In March, the Slovenian Association of State Prosecutors complained to the Council of Europe, the region’s democracy watchdog, about what it called “numerous inadmissible pressures” on the country’s judiciary. It also noted Slovenia’s delay in appointing two delegates to the European Public Prosecutor’s Office, set-up to pursue misuse of EU funds.

Jansa has often used Twitter to attack media organisations and journalists. In an EU summit last month he also expressed support for Orban during an emotional debate about a Hungarian bill to ban content depicting or promoting LGBTI+ people in schools and the media.

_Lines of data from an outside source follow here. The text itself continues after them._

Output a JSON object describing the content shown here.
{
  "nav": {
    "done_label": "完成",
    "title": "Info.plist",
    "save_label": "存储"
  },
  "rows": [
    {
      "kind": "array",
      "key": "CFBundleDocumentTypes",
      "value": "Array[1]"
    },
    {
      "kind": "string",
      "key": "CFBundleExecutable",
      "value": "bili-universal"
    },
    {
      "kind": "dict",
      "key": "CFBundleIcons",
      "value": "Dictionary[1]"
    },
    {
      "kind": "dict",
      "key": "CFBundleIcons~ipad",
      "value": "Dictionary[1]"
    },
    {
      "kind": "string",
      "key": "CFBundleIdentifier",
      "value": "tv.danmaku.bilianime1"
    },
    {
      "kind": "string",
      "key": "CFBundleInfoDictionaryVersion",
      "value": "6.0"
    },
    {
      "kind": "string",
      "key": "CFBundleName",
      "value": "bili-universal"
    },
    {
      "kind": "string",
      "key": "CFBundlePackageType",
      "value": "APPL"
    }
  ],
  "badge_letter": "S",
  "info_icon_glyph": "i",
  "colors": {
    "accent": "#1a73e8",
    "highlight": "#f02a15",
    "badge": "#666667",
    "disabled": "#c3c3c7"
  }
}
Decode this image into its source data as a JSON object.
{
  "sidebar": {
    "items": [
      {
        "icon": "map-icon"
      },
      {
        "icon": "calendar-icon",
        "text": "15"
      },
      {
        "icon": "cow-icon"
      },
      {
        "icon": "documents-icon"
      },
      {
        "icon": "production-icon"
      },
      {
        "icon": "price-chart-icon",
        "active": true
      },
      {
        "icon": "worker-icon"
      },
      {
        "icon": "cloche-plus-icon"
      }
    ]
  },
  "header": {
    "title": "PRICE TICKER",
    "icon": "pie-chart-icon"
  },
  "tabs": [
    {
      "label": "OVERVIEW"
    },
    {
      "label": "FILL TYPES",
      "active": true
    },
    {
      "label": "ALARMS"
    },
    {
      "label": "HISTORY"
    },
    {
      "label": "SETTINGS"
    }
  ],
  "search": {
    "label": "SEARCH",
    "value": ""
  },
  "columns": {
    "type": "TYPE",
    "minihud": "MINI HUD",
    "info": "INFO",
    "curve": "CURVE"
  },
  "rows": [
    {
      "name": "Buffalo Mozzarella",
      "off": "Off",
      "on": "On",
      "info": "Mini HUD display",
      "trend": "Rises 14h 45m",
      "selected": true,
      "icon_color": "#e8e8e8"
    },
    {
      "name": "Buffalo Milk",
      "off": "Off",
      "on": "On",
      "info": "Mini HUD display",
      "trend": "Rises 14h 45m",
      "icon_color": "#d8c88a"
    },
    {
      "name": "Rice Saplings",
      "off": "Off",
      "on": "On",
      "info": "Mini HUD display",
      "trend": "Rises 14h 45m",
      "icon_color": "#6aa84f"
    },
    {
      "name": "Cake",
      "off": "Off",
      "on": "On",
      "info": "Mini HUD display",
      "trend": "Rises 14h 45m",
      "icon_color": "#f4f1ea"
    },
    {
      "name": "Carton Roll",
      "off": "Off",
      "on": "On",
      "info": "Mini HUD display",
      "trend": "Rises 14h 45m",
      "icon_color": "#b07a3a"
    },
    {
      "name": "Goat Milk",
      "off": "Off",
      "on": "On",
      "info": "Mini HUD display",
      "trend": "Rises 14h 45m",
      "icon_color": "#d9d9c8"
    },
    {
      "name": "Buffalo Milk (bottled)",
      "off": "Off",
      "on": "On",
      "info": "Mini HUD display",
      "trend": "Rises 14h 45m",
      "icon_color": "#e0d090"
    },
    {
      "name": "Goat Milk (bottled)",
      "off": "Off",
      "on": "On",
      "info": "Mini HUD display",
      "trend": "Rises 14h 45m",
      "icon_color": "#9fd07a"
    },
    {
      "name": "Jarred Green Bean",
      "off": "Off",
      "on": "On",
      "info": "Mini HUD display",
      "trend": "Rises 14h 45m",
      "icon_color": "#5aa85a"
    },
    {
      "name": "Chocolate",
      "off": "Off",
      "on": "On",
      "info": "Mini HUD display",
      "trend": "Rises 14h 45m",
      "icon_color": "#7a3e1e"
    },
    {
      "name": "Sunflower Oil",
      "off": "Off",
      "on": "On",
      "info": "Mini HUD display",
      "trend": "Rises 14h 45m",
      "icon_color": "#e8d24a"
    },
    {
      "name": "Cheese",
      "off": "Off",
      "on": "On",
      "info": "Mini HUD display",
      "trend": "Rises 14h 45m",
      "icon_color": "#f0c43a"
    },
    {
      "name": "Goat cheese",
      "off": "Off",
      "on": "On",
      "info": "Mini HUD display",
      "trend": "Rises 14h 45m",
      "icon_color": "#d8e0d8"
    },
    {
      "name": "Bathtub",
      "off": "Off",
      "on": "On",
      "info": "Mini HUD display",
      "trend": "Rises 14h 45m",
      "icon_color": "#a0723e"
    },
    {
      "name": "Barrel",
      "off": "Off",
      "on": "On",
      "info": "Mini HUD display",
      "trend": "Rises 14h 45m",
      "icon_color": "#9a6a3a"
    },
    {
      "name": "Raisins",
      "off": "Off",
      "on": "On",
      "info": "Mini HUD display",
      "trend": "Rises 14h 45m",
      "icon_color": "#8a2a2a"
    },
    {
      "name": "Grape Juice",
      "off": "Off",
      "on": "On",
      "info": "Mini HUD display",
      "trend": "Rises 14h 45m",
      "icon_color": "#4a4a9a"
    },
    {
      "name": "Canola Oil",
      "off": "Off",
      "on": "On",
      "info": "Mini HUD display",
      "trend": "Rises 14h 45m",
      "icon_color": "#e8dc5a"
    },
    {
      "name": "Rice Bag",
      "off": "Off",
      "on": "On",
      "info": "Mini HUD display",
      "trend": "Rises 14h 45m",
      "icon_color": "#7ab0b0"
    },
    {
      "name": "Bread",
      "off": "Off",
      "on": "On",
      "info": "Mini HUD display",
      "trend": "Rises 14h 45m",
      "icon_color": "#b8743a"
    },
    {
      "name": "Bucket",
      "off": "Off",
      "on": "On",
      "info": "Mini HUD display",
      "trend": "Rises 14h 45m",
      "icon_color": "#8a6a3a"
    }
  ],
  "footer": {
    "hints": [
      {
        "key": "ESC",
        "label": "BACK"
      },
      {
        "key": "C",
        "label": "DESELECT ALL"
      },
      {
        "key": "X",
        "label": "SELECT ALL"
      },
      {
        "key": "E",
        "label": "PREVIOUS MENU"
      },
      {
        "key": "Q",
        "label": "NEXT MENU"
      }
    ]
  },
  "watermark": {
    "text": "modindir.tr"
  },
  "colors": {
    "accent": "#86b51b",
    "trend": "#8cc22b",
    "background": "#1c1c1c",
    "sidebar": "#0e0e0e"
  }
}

The meeting on Thursday came as the commission gave its approval to the Slovenian recovery and resilience plan, a key step towards the EU offering €1.8bn in grants and €705m in loans under its Next Generation EU plan.

Jansa praised von der Leyen at the press conference for Brussels’ handling of the pandemic and declared his belief in the EU’s founding principles. He said his country could act as an “honest broker” but also it was unrealistic to expect the union to be a melting pot where “we all think alike”.

No one could accuse his country of infringing judicial independence, he said, and defended his country’s handling of the EPPO. While other member states, including Sweden, Ireland, Hungary and Poland, had not even joined the body, Slovenia had no intention of withdrawing.

He also defended his government’s decision to hold back funding for Slovenia’s STA press agency this year, suggesting the money had been held up owing to paperwork issues and a solution could be found.